LF : Le fait que le développement de Gnome dépende de plus en plus d'une société commerciale (Ximian), cela a-t-il changé des choses ? En positif ou négatif ?

[JLM&GD] : Un problème de confiance au sein de la communauté GNOME à mon avis. Pour le reste, si Miguel peut faire du business avec GNOME, c'est tout le mal que je lui souhaite :-)


LF : Aujourd'hui, qui est votre principal concurrent ?

[JLM&GD] : Microsoft Corp.


LF : Aujourd'hui, qui est votre principal partenaire ?

[JLM&GD] : Les utilisateurs de Logiciels Libres.


LF : Avez vous une opinion au sujet des brevets logiciel ?

[JLM+GD] : Les brevets logiciels sont une menace pour le logiciel libre. C'est la porte ouverte au terrorisme juridique. Il suffit d'accumuler des brevets stupides puis de faire un procès pour être gagnant. Les logiciels libres sont particulièrement vulnérables à cette dérive car ils donnent accès au code source.
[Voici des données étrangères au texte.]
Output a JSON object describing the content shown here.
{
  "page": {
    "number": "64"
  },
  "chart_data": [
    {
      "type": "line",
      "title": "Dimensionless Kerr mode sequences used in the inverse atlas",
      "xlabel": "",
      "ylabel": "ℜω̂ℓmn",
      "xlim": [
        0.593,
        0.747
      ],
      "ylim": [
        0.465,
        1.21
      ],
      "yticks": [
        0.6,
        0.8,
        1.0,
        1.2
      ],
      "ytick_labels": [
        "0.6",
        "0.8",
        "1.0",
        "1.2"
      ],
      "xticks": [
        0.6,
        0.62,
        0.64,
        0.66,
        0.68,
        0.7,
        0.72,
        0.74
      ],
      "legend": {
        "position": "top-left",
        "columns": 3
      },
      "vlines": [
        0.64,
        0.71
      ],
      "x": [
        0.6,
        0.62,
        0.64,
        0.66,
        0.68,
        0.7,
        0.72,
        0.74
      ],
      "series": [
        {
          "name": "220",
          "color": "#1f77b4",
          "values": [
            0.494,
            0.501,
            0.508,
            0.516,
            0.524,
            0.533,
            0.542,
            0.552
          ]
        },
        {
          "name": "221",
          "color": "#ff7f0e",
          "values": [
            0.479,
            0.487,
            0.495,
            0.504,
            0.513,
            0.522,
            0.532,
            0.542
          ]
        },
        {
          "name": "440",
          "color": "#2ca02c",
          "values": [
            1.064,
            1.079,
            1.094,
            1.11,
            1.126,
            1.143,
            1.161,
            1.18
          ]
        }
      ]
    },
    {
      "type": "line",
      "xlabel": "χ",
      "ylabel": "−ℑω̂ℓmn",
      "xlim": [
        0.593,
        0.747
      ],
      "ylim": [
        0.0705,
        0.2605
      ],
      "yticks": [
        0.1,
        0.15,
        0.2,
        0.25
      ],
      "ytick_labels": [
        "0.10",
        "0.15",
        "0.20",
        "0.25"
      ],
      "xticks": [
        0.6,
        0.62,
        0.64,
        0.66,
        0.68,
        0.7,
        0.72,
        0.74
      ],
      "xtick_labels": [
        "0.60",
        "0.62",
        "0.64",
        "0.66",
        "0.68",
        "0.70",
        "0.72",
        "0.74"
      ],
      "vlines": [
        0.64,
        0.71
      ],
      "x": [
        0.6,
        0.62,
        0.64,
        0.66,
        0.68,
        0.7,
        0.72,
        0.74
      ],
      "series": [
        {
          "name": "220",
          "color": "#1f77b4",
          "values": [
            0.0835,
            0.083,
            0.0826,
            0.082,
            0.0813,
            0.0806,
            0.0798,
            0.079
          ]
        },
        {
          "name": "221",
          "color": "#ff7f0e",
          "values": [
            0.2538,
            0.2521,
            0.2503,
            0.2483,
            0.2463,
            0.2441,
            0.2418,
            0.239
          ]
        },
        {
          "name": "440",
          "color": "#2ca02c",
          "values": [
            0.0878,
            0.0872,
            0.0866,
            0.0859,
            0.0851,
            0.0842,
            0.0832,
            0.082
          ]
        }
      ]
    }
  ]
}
LF : Un message à transmettre aux utilisateurs de Linux-Mandrake ?

[JLM] : Investissez dans MandrakeSoft :-)


LF : Un message à transmettre a la communauté du libre ?
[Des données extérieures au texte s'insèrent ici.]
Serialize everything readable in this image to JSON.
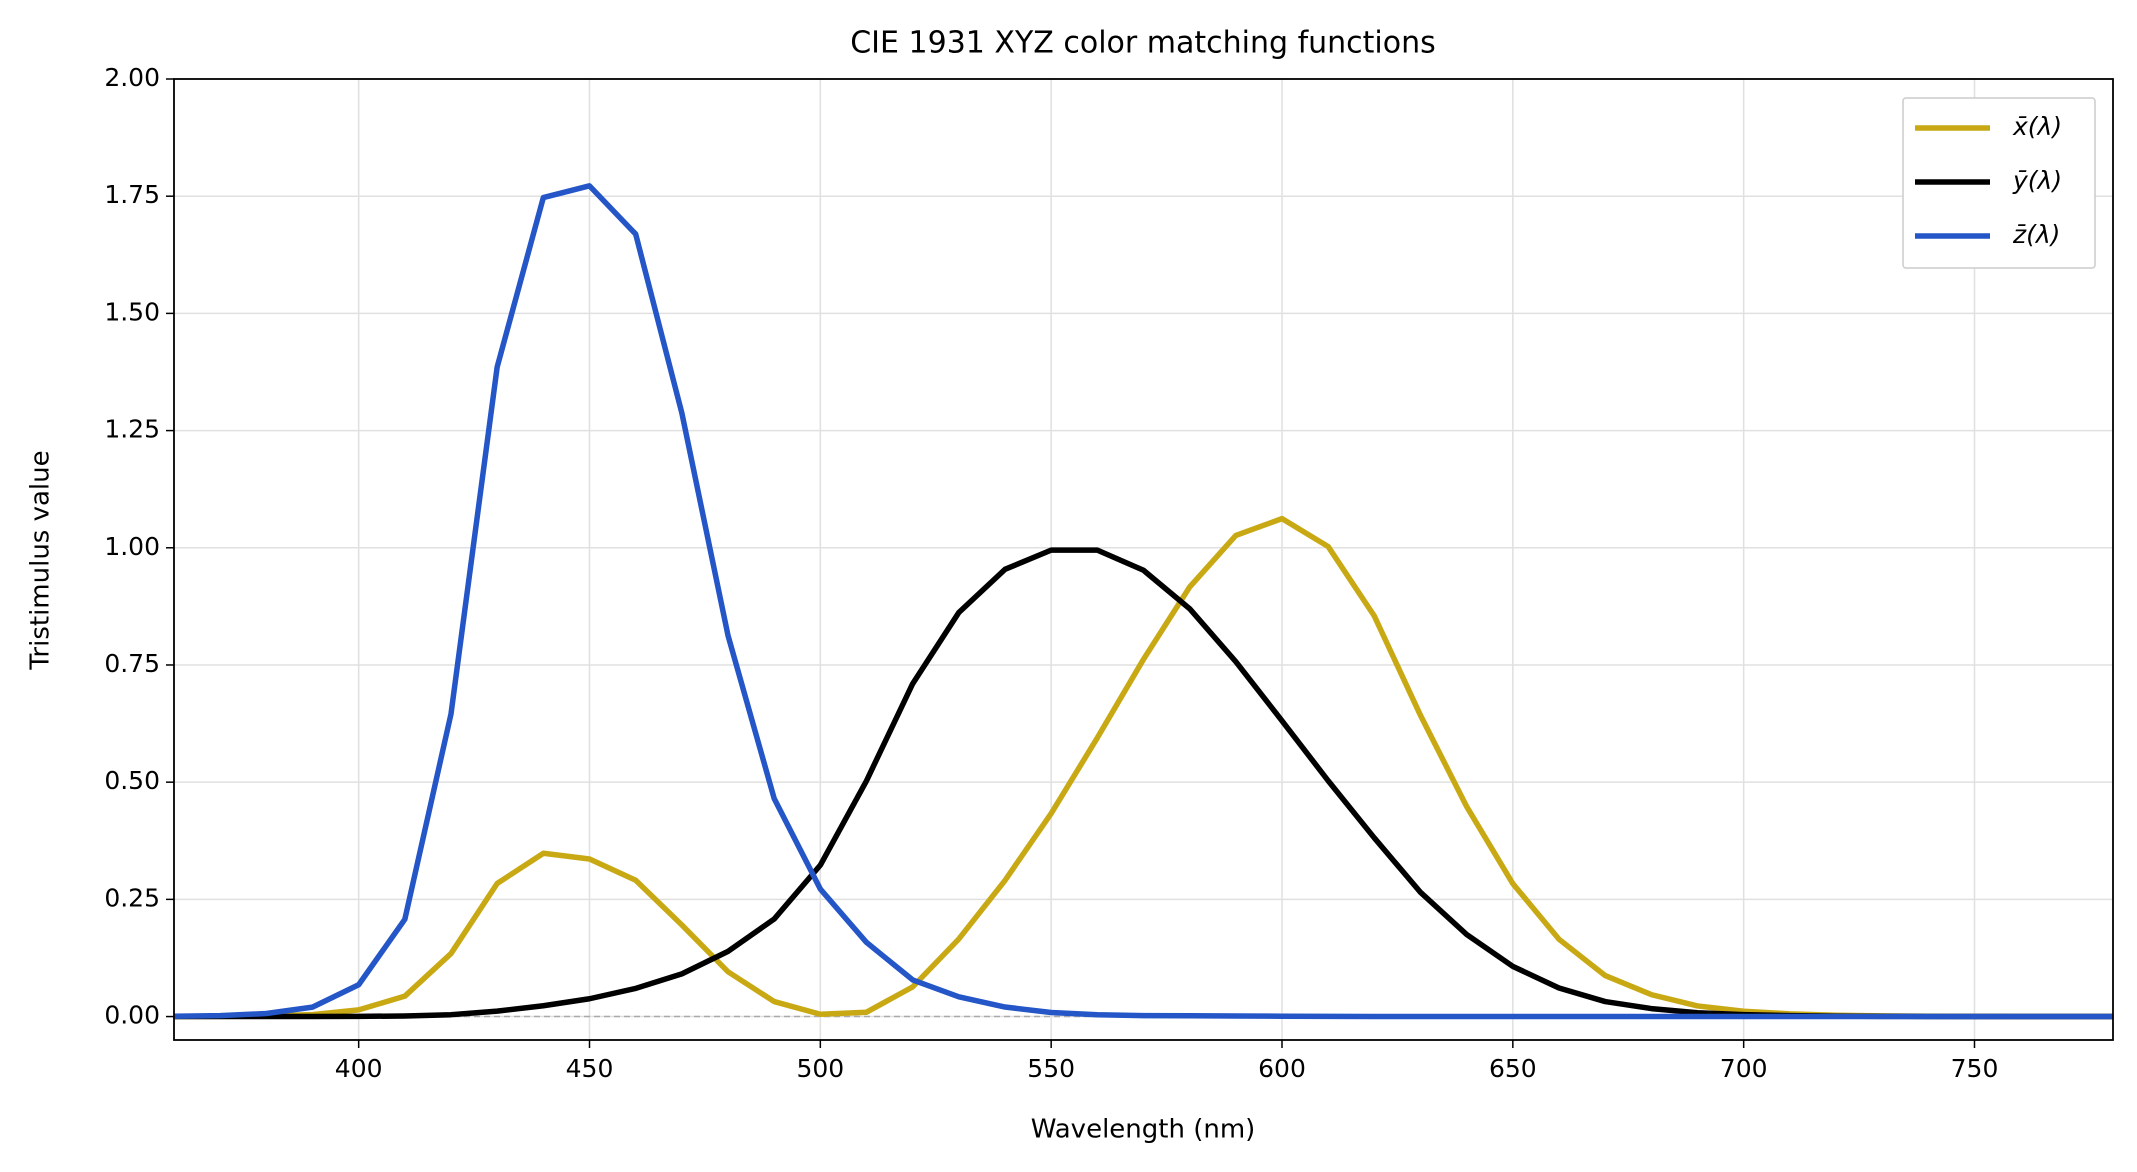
{
  "chart_data": {
    "type": "line",
    "title": "CIE 1931 XYZ color matching functions",
    "x_label": "Wavelength (nm)",
    "y_label": "Tristimulus value",
    "x": [
      360,
      370,
      380,
      390,
      400,
      410,
      420,
      430,
      440,
      450,
      460,
      470,
      480,
      490,
      500,
      510,
      520,
      530,
      540,
      550,
      560,
      570,
      580,
      590,
      600,
      610,
      620,
      630,
      640,
      650,
      660,
      670,
      680,
      690,
      700,
      710,
      720,
      730,
      740,
      750,
      760,
      770,
      780
    ],
    "series": [
      {
        "name": "x̄(λ)",
        "color": "#c8a914",
        "values": [
          0.0001,
          0.0004,
          0.0014,
          0.0042,
          0.0143,
          0.0435,
          0.1344,
          0.2839,
          0.3483,
          0.3362,
          0.2908,
          0.1954,
          0.0956,
          0.032,
          0.0049,
          0.0093,
          0.0633,
          0.1655,
          0.2904,
          0.4334,
          0.5945,
          0.7621,
          0.9163,
          1.0263,
          1.0622,
          1.0026,
          0.8544,
          0.6424,
          0.4479,
          0.2835,
          0.1649,
          0.0874,
          0.0468,
          0.0227,
          0.0114,
          0.0058,
          0.0029,
          0.0014,
          0.0007,
          0.0003,
          0.0002,
          0.0001,
          0
        ]
      },
      {
        "name": "ȳ(λ)",
        "color": "#000000",
        "values": [
          0,
          0,
          0,
          0.0001,
          0.0004,
          0.0012,
          0.004,
          0.0116,
          0.023,
          0.038,
          0.06,
          0.091,
          0.139,
          0.208,
          0.323,
          0.503,
          0.71,
          0.862,
          0.954,
          0.995,
          0.995,
          0.952,
          0.87,
          0.757,
          0.631,
          0.503,
          0.381,
          0.265,
          0.175,
          0.107,
          0.061,
          0.032,
          0.017,
          0.0082,
          0.0041,
          0.0021,
          0.001,
          0.0005,
          0.0002,
          0.0001,
          0.0001,
          0,
          0
        ]
      },
      {
        "name": "z̄(λ)",
        "color": "#2456c8",
        "values": [
          0.0006,
          0.002,
          0.0065,
          0.0201,
          0.0679,
          0.2074,
          0.6456,
          1.3856,
          1.7471,
          1.7721,
          1.6692,
          1.2876,
          0.813,
          0.4652,
          0.272,
          0.1582,
          0.0782,
          0.0422,
          0.0203,
          0.0087,
          0.0039,
          0.0021,
          0.0017,
          0.0011,
          0.0008,
          0.0003,
          0.0002,
          0,
          0,
          0,
          0,
          0,
          0,
          0,
          0,
          0,
          0,
          0,
          0,
          0,
          0,
          0,
          0
        ]
      }
    ],
    "xlim": [
      360,
      780
    ],
    "ylim": [
      -0.05,
      2.0
    ],
    "xticks": [
      400,
      450,
      500,
      550,
      600,
      650,
      700,
      750
    ],
    "yticks": [
      {
        "value": 0,
        "label": "0.00"
      },
      {
        "value": 0.25,
        "label": "0.25"
      },
      {
        "value": 0.5,
        "label": "0.50"
      },
      {
        "value": 0.75,
        "label": "0.75"
      },
      {
        "value": 1,
        "label": "1.00"
      },
      {
        "value": 1.25,
        "label": "1.25"
      },
      {
        "value": 1.5,
        "label": "1.50"
      },
      {
        "value": 1.75,
        "label": "1.75"
      },
      {
        "value": 2,
        "label": "2.00"
      }
    ],
    "grid": true,
    "zero_line": true,
    "legend": "upper right"
  }
}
[GD] : Aidez-nous à améliorer votre système  ! Et si vous voulez que le libre l'emporte, aiguisez vos arguments et expliquez aux autres. Faites vous également rembourser vos licences Windows que vous n'utilisez pas.


LF : Être une entreprise française sur ce marché, c'est un avantage ou désavantage ?

[JLM&GD] : La France est souvent perçue comme un pays secondaire. C'est par exemple plus difficile de signer des accords avec des sociétés US ou encore de trouver des investisseurs que si nous étions aux USA. En revanche nous avons une approche beaucoup plus multiculturelle. Nous supportons ainsi de nombreuses langues et ne sommes pas perçus comme de vilain impérialistes arrogants.


LF : Vous avez eu, je crois, des contacts avec l'administration française. Quels sont les avantages et les obstacles à l'utilisation de Linux dans l'administration ?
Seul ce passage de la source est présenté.